Psychoactive drugs alter perceptions and moods. Continued us of these drugs produces the tolerance (requiring larger doses to achieve the same effect) and may lead to physical or psychological dependence. Addition is compulsive drug craving and use. Three common misconceptions about addictions are that (1) addictive drugs quickly corrupt; (2) therapy is always required to overcome addiction: and (3) the concept of addictions can meaningfully be extended beyond chemical dependence to a wide range of other behaviors.
Depressant, stimulants, and hallucinogens are the three main categories of psychoactive drugs. These substances interfere with neurotransmissions by stimulating, inhibiting, or mimicking the activity of chemical messengers (neurotransmitters) at synapses in the brain. The effects of psychoactive drugs also depend on the user's expectations.
Depressants, such as alcohol, barbiturates, and the opiates, reduce neural activity and slow body functions. Alcohol is a disinhibitor. It increases the likelihood that we will act on impulses - - harmful or helpful – that we might not express in the absence of alcohol. It also slows nervous system activity, impairs judgment, reduces self-awareness, and disrupts memory processes by suppressing REM sleep. If people believe they have consumed alcoholic beverage, they will behave accordingly and explain their behavior as alcohol – induced.
Stimulants- Caffeine, nicotine, the amphetamines, cocaine, and Ecstasy – excite neural activity and speed up body functions. Methamphetamine is highly addictive, and continued use may permanently reduce dopamine production. Cocaine blocks the reuptake of dopamine, norepinephrine, and serotonin at synapses in the brain and gives users a 15- to 30 – minute rush of intense high feelings, followed by a crash. Cocaine is highly addictive, and its risks include cardiovascular mild hallucinogens. By releasing serotonin and blocking its reuptake at synapses, Ecstasy produces a euphoric high and feelings of intimacy. Its repeated use may suppress the immune system, disrupt the circadian clock, destroy serotonin-producing neurons, and permanently damage mood and memory. Combined with physical activity, it can cause dehydrations, leading to potentially fatal overheating.

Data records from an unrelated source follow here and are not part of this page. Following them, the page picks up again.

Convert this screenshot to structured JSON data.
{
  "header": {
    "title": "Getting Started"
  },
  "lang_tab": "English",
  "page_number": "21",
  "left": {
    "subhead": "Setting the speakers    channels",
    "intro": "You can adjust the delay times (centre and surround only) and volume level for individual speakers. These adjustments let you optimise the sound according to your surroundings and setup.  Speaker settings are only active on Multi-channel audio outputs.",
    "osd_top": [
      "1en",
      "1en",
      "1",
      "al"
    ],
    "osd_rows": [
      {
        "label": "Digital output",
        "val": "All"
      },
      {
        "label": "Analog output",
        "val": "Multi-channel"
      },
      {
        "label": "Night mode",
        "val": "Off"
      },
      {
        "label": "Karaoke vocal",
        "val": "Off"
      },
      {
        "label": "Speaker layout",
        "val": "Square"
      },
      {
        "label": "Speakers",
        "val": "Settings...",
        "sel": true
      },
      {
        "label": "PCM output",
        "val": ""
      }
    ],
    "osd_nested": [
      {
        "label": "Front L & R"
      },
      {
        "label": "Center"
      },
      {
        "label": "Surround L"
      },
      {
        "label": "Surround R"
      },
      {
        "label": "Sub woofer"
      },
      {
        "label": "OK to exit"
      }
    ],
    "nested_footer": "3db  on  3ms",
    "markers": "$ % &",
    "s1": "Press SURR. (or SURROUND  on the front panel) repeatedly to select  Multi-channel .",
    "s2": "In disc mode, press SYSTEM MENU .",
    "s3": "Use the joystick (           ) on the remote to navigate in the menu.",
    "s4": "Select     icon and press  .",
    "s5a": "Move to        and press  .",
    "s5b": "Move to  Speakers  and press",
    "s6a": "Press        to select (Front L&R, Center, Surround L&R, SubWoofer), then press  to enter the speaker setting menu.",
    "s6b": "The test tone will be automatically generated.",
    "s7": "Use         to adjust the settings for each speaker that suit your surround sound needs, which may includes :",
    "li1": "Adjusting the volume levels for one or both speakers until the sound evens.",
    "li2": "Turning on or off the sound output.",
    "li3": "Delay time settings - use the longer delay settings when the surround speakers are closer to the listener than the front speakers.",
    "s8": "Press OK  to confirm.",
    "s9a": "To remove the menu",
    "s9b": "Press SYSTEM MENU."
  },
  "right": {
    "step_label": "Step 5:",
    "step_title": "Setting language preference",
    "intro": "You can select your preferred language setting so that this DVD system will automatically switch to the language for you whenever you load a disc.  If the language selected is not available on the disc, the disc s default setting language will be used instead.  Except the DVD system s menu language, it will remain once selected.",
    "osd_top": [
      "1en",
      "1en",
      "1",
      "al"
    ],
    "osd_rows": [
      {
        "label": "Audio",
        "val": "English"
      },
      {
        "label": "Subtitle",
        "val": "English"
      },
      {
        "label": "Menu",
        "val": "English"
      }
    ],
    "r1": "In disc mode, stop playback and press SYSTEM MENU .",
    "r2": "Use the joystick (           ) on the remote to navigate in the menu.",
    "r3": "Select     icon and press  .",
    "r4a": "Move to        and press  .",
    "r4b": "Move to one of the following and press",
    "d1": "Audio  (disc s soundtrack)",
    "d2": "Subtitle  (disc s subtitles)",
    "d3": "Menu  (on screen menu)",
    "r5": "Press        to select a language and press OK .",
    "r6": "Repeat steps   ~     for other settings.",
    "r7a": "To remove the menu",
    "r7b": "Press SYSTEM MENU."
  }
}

Hallucinogens, such as LSD and marijuana, distort perceptions and evoke sensory images in the absence of sensory input. LSD is chemically similar to one type of serotonin. The user's mood and expectations influence the effects of LSD, but common components are hallucinations and emotions varying from euphoria to panic. Marijuana's main active ingredient, THC, triggers a variety of effects, including disinhibitor, a euphoric high, feelings of relaxation, relief from pain, and intense sensitivity to colors, sounds, tastes, and smells. It may also amplify feelings of anxiety or depression, impair motor coordination and reaction time, disrupt memory formations, and – because of the inhaled smoke in which it travels – damage lung tissue.

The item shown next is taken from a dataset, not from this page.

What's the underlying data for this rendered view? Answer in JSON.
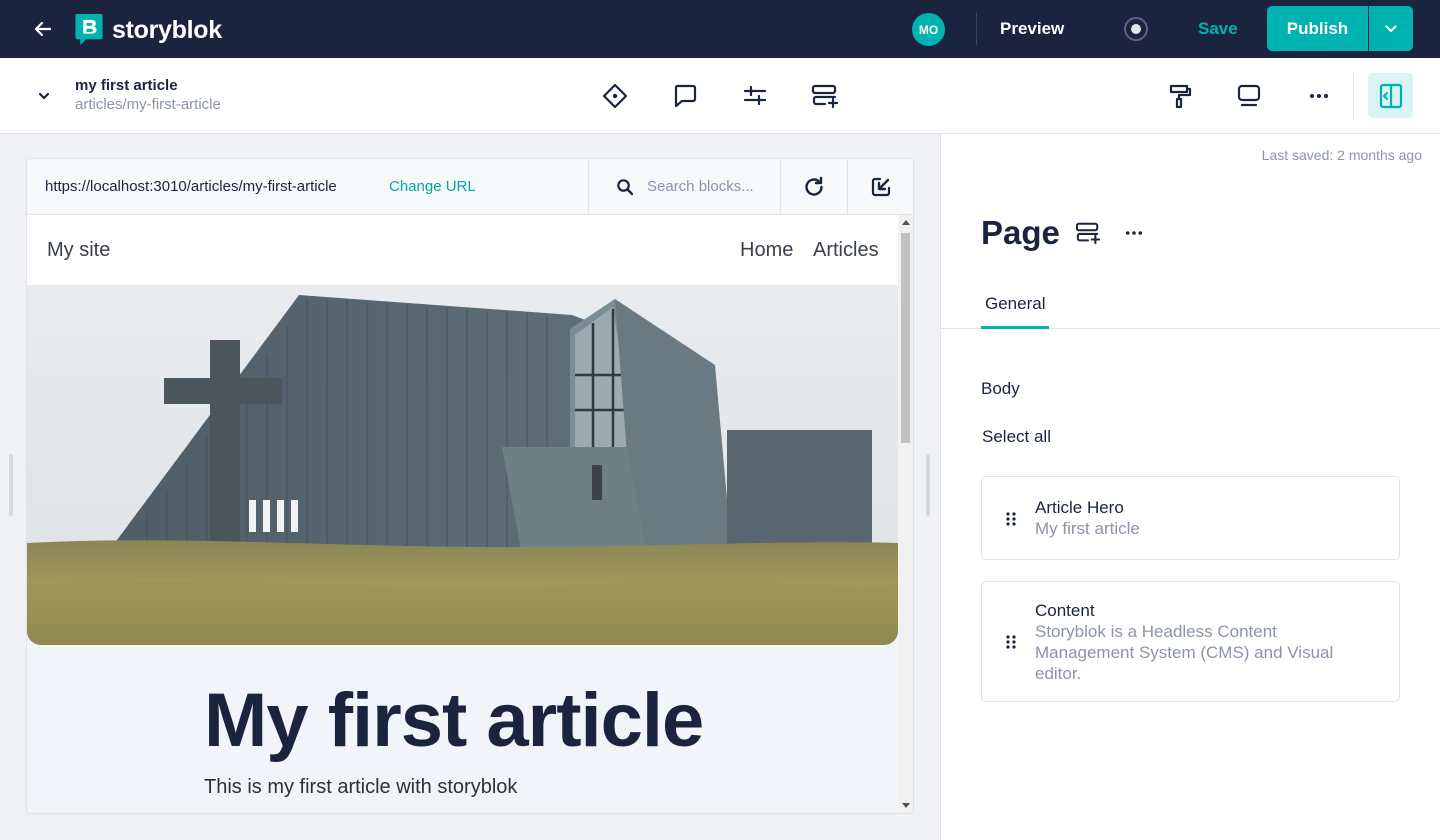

Psychological factors (such as stress, depression, and hopelessness) and social factors (such as peer pressure) combine to lead many people to experiment on – drugs. Cultural and ethnic groups have differing rates of drug use. Twin and adoption studies, as well as animals and molecular genetics studies, indicate that some people are biologically more likely to become dependent on drugs such as alcohol. Each of these influences – biological, psychological, and social-cultural – offers a possible path for drug prevention and treatment programs.
Near-Death Experiences
About one-third of those who have survived a brush with death, such as through cardiac arrest, later recall visionary near-death experiences. These sometimes involve out-of-body sensations and seeing or traveling toward a bright light. Dualist's interpret these experiences as evidence of human immortality. Monists point out that reports of such experiences closely parallel reports of hallucinations and may be products of a brain under stress.